Earlier this year, a bill known as HB 1036 passed in the Texas House of Representatives and the Texas Senate and was subsequently signed into law by Texas Governor Greg Abbott. Sponsored by Texas Rep. Senfronia Thompson (D-Houston), the law requires all commercial insurance providers in Texas to cover the cost of digital breast tomosynthesis (DBT, also known as 3D mammography) for all patients.
Meanwhile, the American College of Radiology (ACR) estimates that as of May 2017, about 30 percent of mammography units installed in U.S. hospitals and imaging facilities were of the 3D variety, up significantly from a few short years ago.
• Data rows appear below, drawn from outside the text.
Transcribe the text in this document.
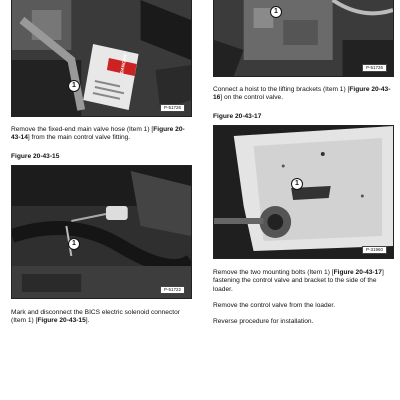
DANGER
1
P-51726

Remove the fixed-end main valve hose (Item 1) [Figure 20-43-14] from the main control valve fitting.

Figure 20-43-15

1
P-51722

Mark and disconnect the BICS electric solenoid connector (Item 1) [Figure 20-43-15].

1
P-51726

Connect a hoist to the lifting brackets (Item 1) [Figure 20-43-16] on the control valve.

Figure 20-43-17

1
P-31960

Remove the two mounting bolts (Item 1) [Figure 20-43-17] fastening the control valve and bracket to the side of the loader.

Remove the control valve from the loader.

Reverse procedure for installation.
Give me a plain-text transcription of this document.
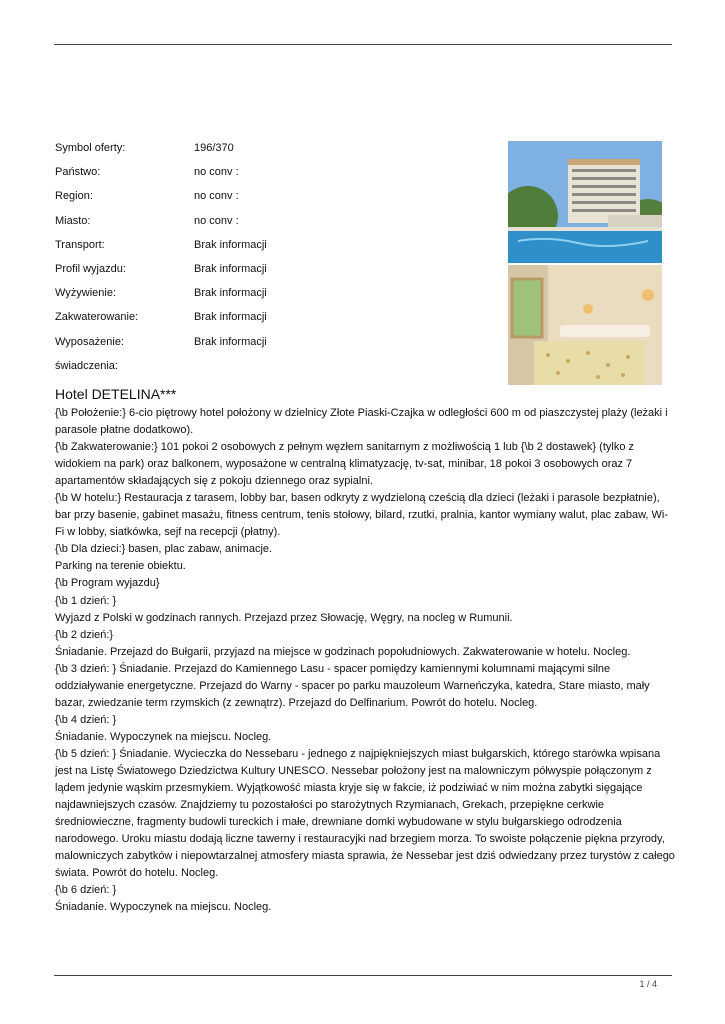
Symbol oferty:	196/370
Państwo:	no conv :
Region:	no conv :
Miasto:	no conv :
Transport:	Brak informacji
Profil wyjazdu:	Brak informacji
Wyżywienie:	Brak informacji
Zakwaterowanie:	Brak informacji
Wyposażenie:	Brak informacji
świadczenia:
Hotel DETELINA***

{\b Położenie:} 6-cio piętrowy hotel położony w dzielnicy Złote Piaski-Czajka w odległości 600 m od piaszczystej plaży (leżaki i parasole płatne dodatkowo).

{\b Zakwaterowanie:} 101 pokoi 2 osobowych z pełnym węzłem sanitarnym z możliwością 1 lub {\b 2 dostawek} (tylko z widokiem na park) oraz balkonem, wyposażone w centralną klimatyzację, tv-sat, minibar, 18 pokoi 3 osobowych oraz 7 apartamentów składających się z pokoju dziennego oraz sypialni.

{\b W hotelu:} Restauracja z tarasem, lobby bar, basen odkryty z wydzieloną cześcią dla dzieci (leżaki i parasole bezpłatnie), bar przy basenie, gabinet masażu, fitness centrum, tenis stołowy, bilard, rzutki, pralnia, kantor wymiany walut, plac zabaw, Wi-Fi w lobby, siatkówka, sejf na recepcji (płatny).

{\b Dla dzieci:} basen, plac zabaw, animacje.

Parking na terenie obiektu.

{\b Program wyjazdu}

{\b 1 dzień: }

Wyjazd z Polski w godzinach rannych. Przejazd przez Słowację, Węgry, na nocleg w Rumunii.

{\b 2 dzień:}

Śniadanie. Przejazd do Bułgarii, przyjazd na miejsce w godzinach popołudniowych. Zakwaterowanie w hotelu. Nocleg.

{\b 3 dzień: } Śniadanie. Przejazd do Kamiennego Lasu - spacer pomiędzy kamiennymi kolumnami mającymi silne oddziaływanie energetyczne. Przejazd do Warny - spacer po parku mauzoleum Warneńczyka, katedra, Stare miasto, mały bazar, zwiedzanie term rzymskich (z zewnątrz). Przejazd do Delfinarium. Powrót do hotelu. Nocleg.

{\b 4 dzień: }

Śniadanie. Wypoczynek na miejscu. Nocleg.

{\b 5 dzień: } Śniadanie. Wycieczka do Nessebaru - jednego z najpiękniejszych miast bułgarskich, którego starówka wpisana jest na Listę Światowego Dziedzictwa Kultury UNESCO. Nessebar położony jest na malowniczym półwyspie połączonym z lądem jedynie wąskim przesmykiem. Wyjątkowość miasta kryje się w fakcie, iż podziwiać w nim można zabytki sięgające najdawniejszych czasów. Znajdziemy tu pozostałości po starożytnych Rzymianach, Grekach, przepiękne cerkwie średniowieczne, fragmenty budowli tureckich i małe, drewniane domki wybudowane w stylu bułgarskiego odrodzenia narodowego. Uroku miastu dodają liczne tawerny i restauracyjki nad brzegiem morza. To swoiste połączenie piękna przyrody, malowniczych zabytków i niepowtarzalnej atmosfery miasta sprawia, że Nessebar jest dziś odwiedzany przez turystów z całego świata. Powrót do hotelu. Nocleg.

{\b 6 dzień: }

Śniadanie. Wypoczynek na miejscu. Nocleg.

1 / 4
Moreover, research that focuses on the benefits of DBT continues to surface, with such advantages as cost savings, increased cancer detection rates and lower recall rates making a strong case for the radiology community and payors alike.
“The pluses far outweigh the minuses,” says Debra Monticciolo, MD, professor of radiology at Texas A&M Health Science Center College of Medicine in Bryan, Texas, vice-chair for research and section chief of breast imaging in the department of radiology at Baylor Scott & White Healthcare in Temple, Texas, and chairman of the ACR Breast Imaging Commission.
Legislation Is Heating Up
The Centers for Medicare and Medicaid Services (CMS) approved Medicare reimbursement for women undergoing DBT exams in conjunction with 2D digital mammography back in 2014. And on the state level, Texas legislators were not the first to board the DBT train in signing HB 1036 into law. Several other states already have similar legislation in place or are currently considering a bill that would require DBT coverage.
The scope of these laws does vary. For example, New Jersey has in place a breast cancer screening mandate that requires coverage of “certain breast evaluations, including ultrasound evaluation, MRI scan, DBT, and other additional testing of an entire breast or breasts.” In that state, members or covered persons in benefit plans who are subject to the mandate, as well as of administrative services only (ASO), ASC employee health, and self-funded groups that have opted to adopt the mandate, are considered eligible for DBT coverage after a baseline mammogram if the latter reveals extremely dense breast tissue or is abnormal within any degree of breast density (including not dense, moderately dense, heterogeneously dense, or extremely dense).
Also considered eligible for DBT coverage in New Jersey are individuals with additional risk factors for breast cancer. This includes a family history of breast cancer, positive genetic testing, extremely dense breast tissue based on the ACR’s Breast Imaging Reporting and Data System, or “other indications as determined by the member’s health care provider.” When DBT is deemed eligible for coverage, it is limited to “one procedure per mammographic episode of care, in either a screening or diagnostic role.” For benefit plans that are not subject to the mandate and for ASO, ASC employee health, and self-funded plans that have not adopted the mandate, DBT is considered investigational in the screening or diagnosis of breast cancer.